The strategy appears designed to generate long-running court battles that could help Trump run out the clock. The administration’s attempts to withhold information that isn’t clearly shielded by executive privilege—like the president’s tax returns, grand jury information, and other records—are weak, and courts regularly side with Congress when it comes to enforcing such subpoenas. “On almost any of this stuff, for them to rule in favor of the administration or in favor of Trump… it would require a fairly significant deviation from existing principles,” says Josh Chafetz, an expert on the separation of powers at Cornell Law School.

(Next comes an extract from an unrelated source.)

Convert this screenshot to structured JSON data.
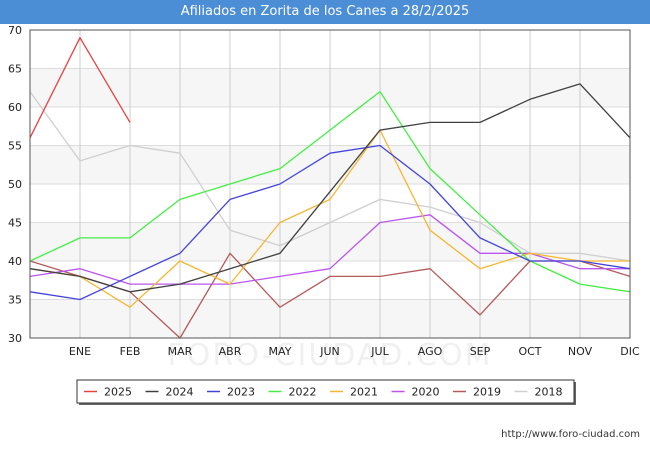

But a victory on these relatively settled matters wouldn’t matter much if Trump’s lawyers ensure it comes too late for the documents or testimony to be considered for impeachment or by voters ahead of the 2020 election. It took seven years, for example, for House Republicans to win a court battle with the Obama administration over documents involved in the Fast and Furious scandal. If Trump is able to force even weak cases as high as the Supreme Court, that alone could cause a delay long enough for his purposes.
A pivotal moment in Congress’ impeachment investigation came last week with former special envoy to Ukraine Kurt Volker’s testimony, accompanied by critical Whatsapp messages containing evidence of a quid pro quo that is damning to the president. House Democrats seem to understand that the slow pace of the courts—and the conservative makeup of this Supreme Court—may work against them in forcing future testimony. Last week they informed witnesses, including Rudy Giuliani, that refusal to comply with subpoenas may be included in future articles of impeachment.

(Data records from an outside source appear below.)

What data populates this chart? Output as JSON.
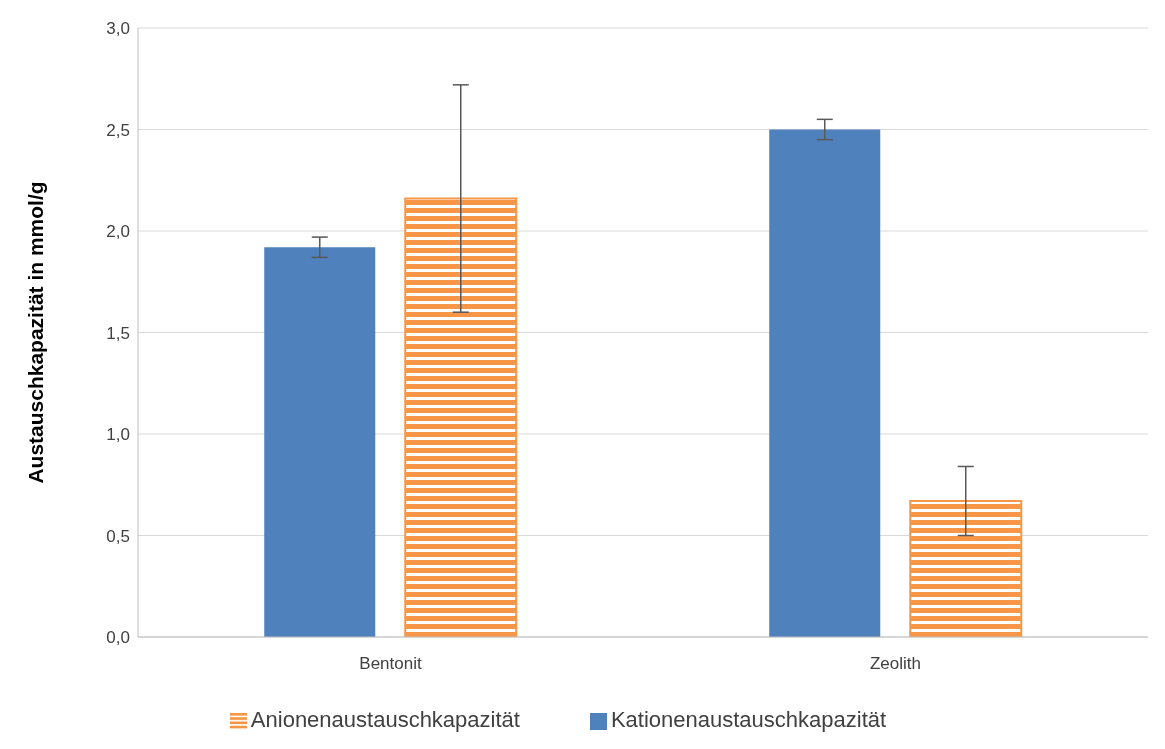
{
  "chart_data": {
    "type": "bar",
    "ylabel": "Austauschkapazität in mmol/g",
    "categories": [
      "Bentonit",
      "Zeolith"
    ],
    "series": [
      {
        "name": "Kationenaustauschkapazität",
        "color": "#4f81bd",
        "values": [
          1.92,
          2.5
        ],
        "errors": [
          0.05,
          0.05
        ]
      },
      {
        "name": "Anionenaustauschkapazität",
        "color": "#f79646",
        "values": [
          2.16,
          0.67
        ],
        "errors": [
          0.56,
          0.17
        ]
      }
    ],
    "ylim": [
      0,
      3
    ],
    "yticks": [
      {
        "value": 0,
        "label": "0,0"
      },
      {
        "value": 0.5,
        "label": "0,5"
      },
      {
        "value": 1,
        "label": "1,0"
      },
      {
        "value": 1.5,
        "label": "1,5"
      },
      {
        "value": 2,
        "label": "2,0"
      },
      {
        "value": 2.5,
        "label": "2,5"
      },
      {
        "value": 3,
        "label": "3,0"
      }
    ],
    "grid": "y",
    "legend": "bottom"
  }
}
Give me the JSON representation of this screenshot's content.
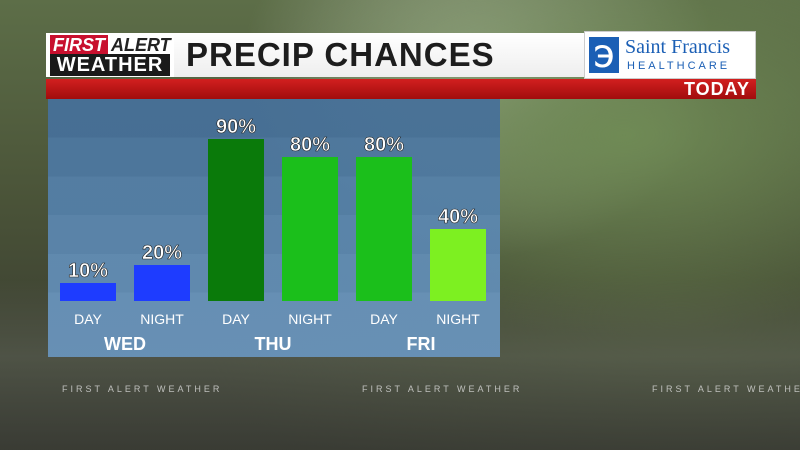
{
  "header": {
    "logo_line1_first": "FIRST",
    "logo_line1_alert": "ALERT",
    "logo_line2": "WEATHER",
    "title": "PRECIP CHANCES",
    "tag": "TODAY"
  },
  "sponsor": {
    "name": "Saint Francis",
    "subtitle": "HEALTHCARE"
  },
  "watermark": "FIRST ALERT WEATHER",
  "colors": {
    "title_red": "#c8102e",
    "bar_blue": "#1e3cff",
    "bar_dark_green": "#0a7a0a",
    "bar_green": "#1bbf1b",
    "bar_lime": "#7df021"
  },
  "chart_data": {
    "type": "bar",
    "title": "PRECIP CHANCES",
    "categories": [
      "DAY",
      "NIGHT",
      "DAY",
      "NIGHT",
      "DAY",
      "NIGHT"
    ],
    "groups": [
      "WED",
      "THU",
      "FRI"
    ],
    "values": [
      10,
      20,
      90,
      80,
      80,
      40
    ],
    "value_labels": [
      "10%",
      "20%",
      "90%",
      "80%",
      "80%",
      "40%"
    ],
    "bar_colors": [
      "#1e3cff",
      "#1e3cff",
      "#0a7a0a",
      "#1bbf1b",
      "#1bbf1b",
      "#7df021"
    ],
    "ylim": [
      0,
      100
    ],
    "unit": "%",
    "grid": false,
    "legend": "none"
  }
}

Volker’s cooperation with the probe shows such a threat to be a pitiful alternative to actually acquiring documents and testimony. Without more such evidence, lawmakers will be forced to decide to make the serious decision whether to remove a president without a fuller picture of his wrongdoing and to consider moving forward with charges focused on obstruction. But there is already bountiful evidence in Mueller’s final report that Trump tried to obstruct that and other federal investigations, refusing to turn over certain evidence or consent to an interview, yet that did not galvanize action on impeachment.

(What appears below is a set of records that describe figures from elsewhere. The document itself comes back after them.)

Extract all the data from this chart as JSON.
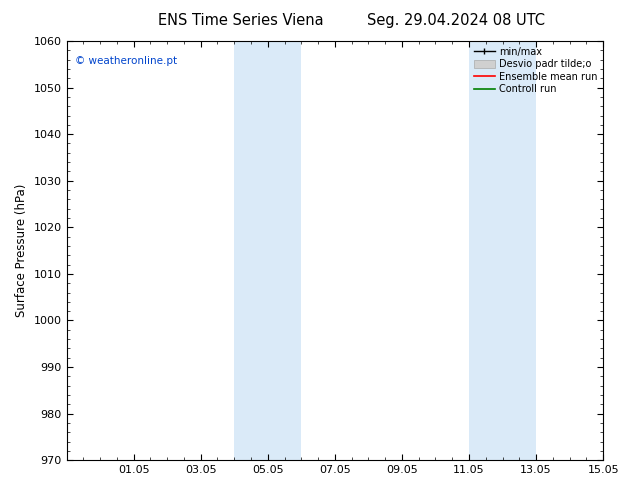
{
  "title_left": "ENS Time Series Viena",
  "title_right": "Seg. 29.04.2024 08 UTC",
  "ylabel": "Surface Pressure (hPa)",
  "ylim": [
    970,
    1060
  ],
  "yticks": [
    970,
    980,
    990,
    1000,
    1010,
    1020,
    1030,
    1040,
    1050,
    1060
  ],
  "xlim_start_day": 0,
  "xlim_end_day": 16,
  "xtick_positions": [
    2,
    4,
    6,
    8,
    10,
    12,
    14,
    16
  ],
  "xtick_labels": [
    "01.05",
    "03.05",
    "05.05",
    "07.05",
    "09.05",
    "11.05",
    "13.05",
    "15.05"
  ],
  "shaded_bands": [
    {
      "x_start": 5.0,
      "x_end": 7.0
    },
    {
      "x_start": 12.0,
      "x_end": 14.0
    }
  ],
  "shade_color": "#daeaf8",
  "background_color": "#ffffff",
  "plot_bg_color": "#ffffff",
  "watermark": "© weatheronline.pt",
  "watermark_color": "#0044cc",
  "legend_labels": [
    "min/max",
    "Desvio padr tilde;o",
    "Ensemble mean run",
    "Controll run"
  ],
  "legend_colors": [
    "#000000",
    "#c8c8c8",
    "#ff0000",
    "#008000"
  ],
  "title_fontsize": 10.5,
  "tick_fontsize": 8,
  "ylabel_fontsize": 8.5,
  "figsize": [
    6.34,
    4.9
  ],
  "dpi": 100
}
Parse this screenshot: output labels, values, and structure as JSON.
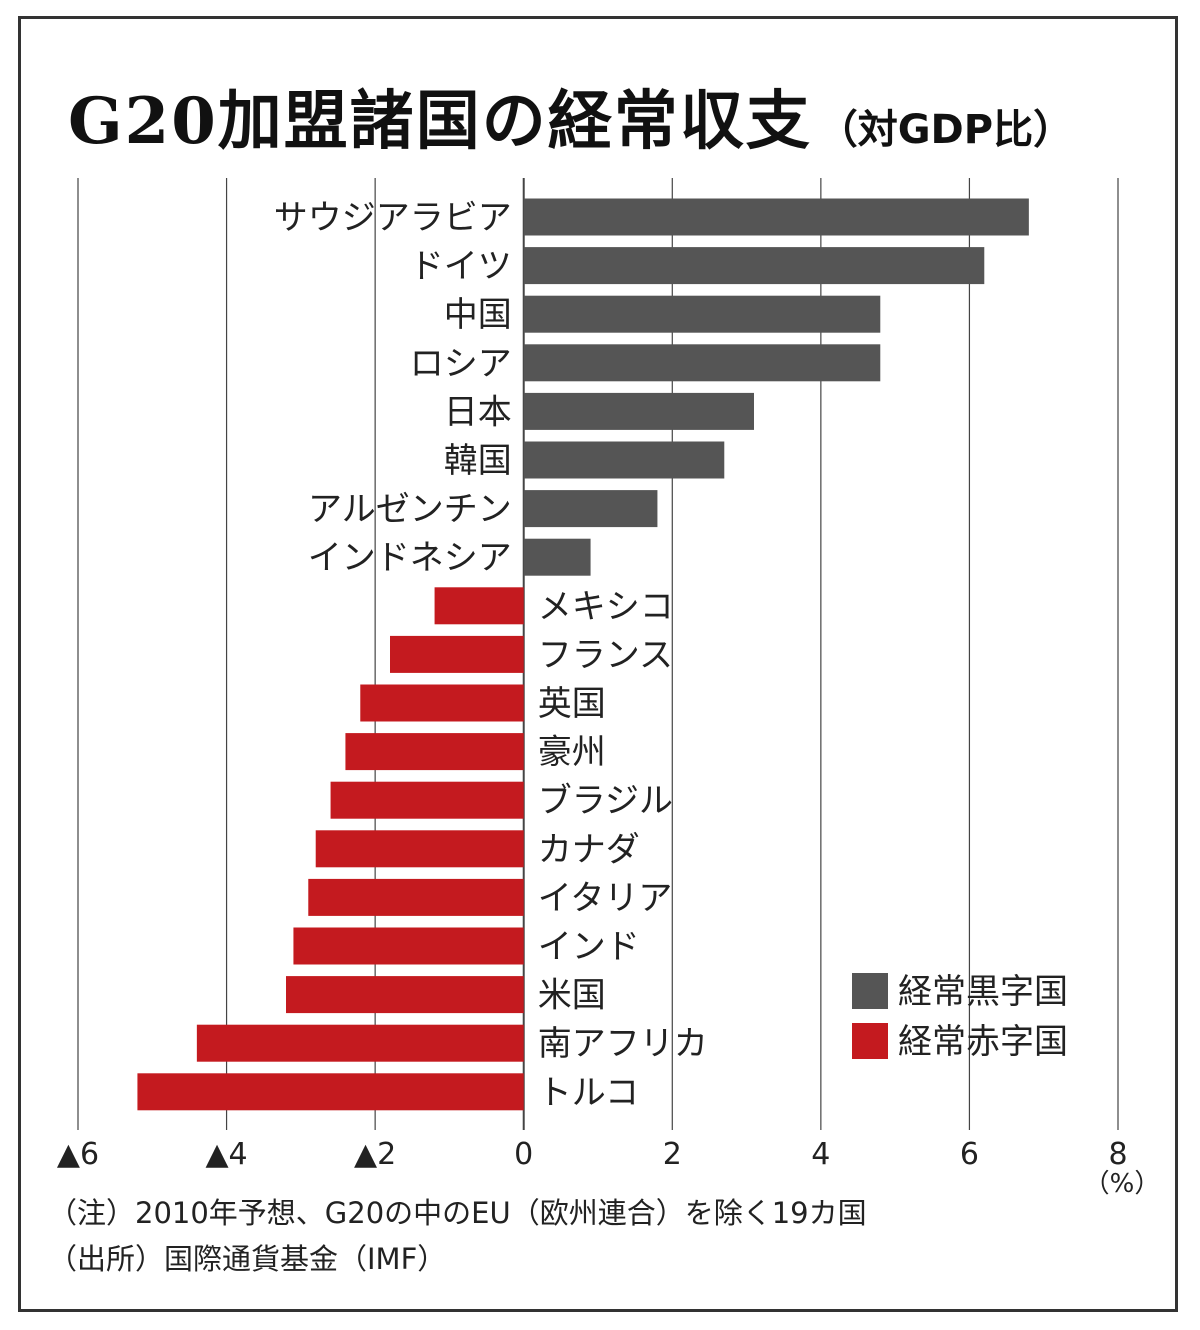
{
  "chart_data": {
    "type": "bar",
    "orientation": "horizontal",
    "title": "G20加盟諸国の経常収支",
    "subtitle": "（対GDP比）",
    "unit_label": "（%）",
    "xlim": [
      -6,
      8
    ],
    "x_ticks": [
      {
        "value": -6,
        "label": "▲6"
      },
      {
        "value": -4,
        "label": "▲4"
      },
      {
        "value": -2,
        "label": "▲2"
      },
      {
        "value": 0,
        "label": "0"
      },
      {
        "value": 2,
        "label": "2"
      },
      {
        "value": 4,
        "label": "4"
      },
      {
        "value": 6,
        "label": "6"
      },
      {
        "value": 8,
        "label": "8"
      }
    ],
    "grid": true,
    "legend_position": "bottom-right",
    "legend": [
      {
        "name": "経常黒字国",
        "color": "#555555"
      },
      {
        "name": "経常赤字国",
        "color": "#c41a1f"
      }
    ],
    "categories": [
      "サウジアラビア",
      "ドイツ",
      "中国",
      "ロシア",
      "日本",
      "韓国",
      "アルゼンチン",
      "インドネシア",
      "メキシコ",
      "フランス",
      "英国",
      "豪州",
      "ブラジル",
      "カナダ",
      "イタリア",
      "インド",
      "米国",
      "南アフリカ",
      "トルコ"
    ],
    "values": [
      6.8,
      6.2,
      4.8,
      4.8,
      3.1,
      2.7,
      1.8,
      0.9,
      -1.2,
      -1.8,
      -2.2,
      -2.4,
      -2.6,
      -2.8,
      -2.9,
      -3.1,
      -3.2,
      -4.4,
      -5.2
    ]
  },
  "notes": [
    "（注）2010年予想、G20の中のEU（欧州連合）を除く19カ国",
    "（出所）国際通貨基金（IMF）"
  ]
}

Chafetz believes that Congress’ best option—particularly given the slow pace of the judicial process—is to use powers that it has thus far refused to consider and attempt to adjust the balance of power between the legislative and executive branches. The Trump administration’s refusal to comply with nearly every congressional request has highlights how the executive branch is expanding its power while the legislative branch has allowed its authority to shrink. “It shows the weakness of Congress when they go running to the courts,” says Chafetz. “The idea that an administration might completely ignore what a house of Congress wants but would never ignore an order from a judge—that too just goes to show the weakness of Congress.”
The author of a recent book on Congress’ enforcement powers, Chafetz argues House Democrats should wield the power of the purse to deny funding for, as an example, the White House counsel’s office. “I’d like to see them be more aggressive on these things,” Chafetz says. Congress also has the power to arrest and jail people it holds in contempt, but it has not arrested an executive branch official in more than a century.
“Congress generally wins these fights” over subpoenas, Chafetz says. “The problem is it always wins way too late to actually matter.”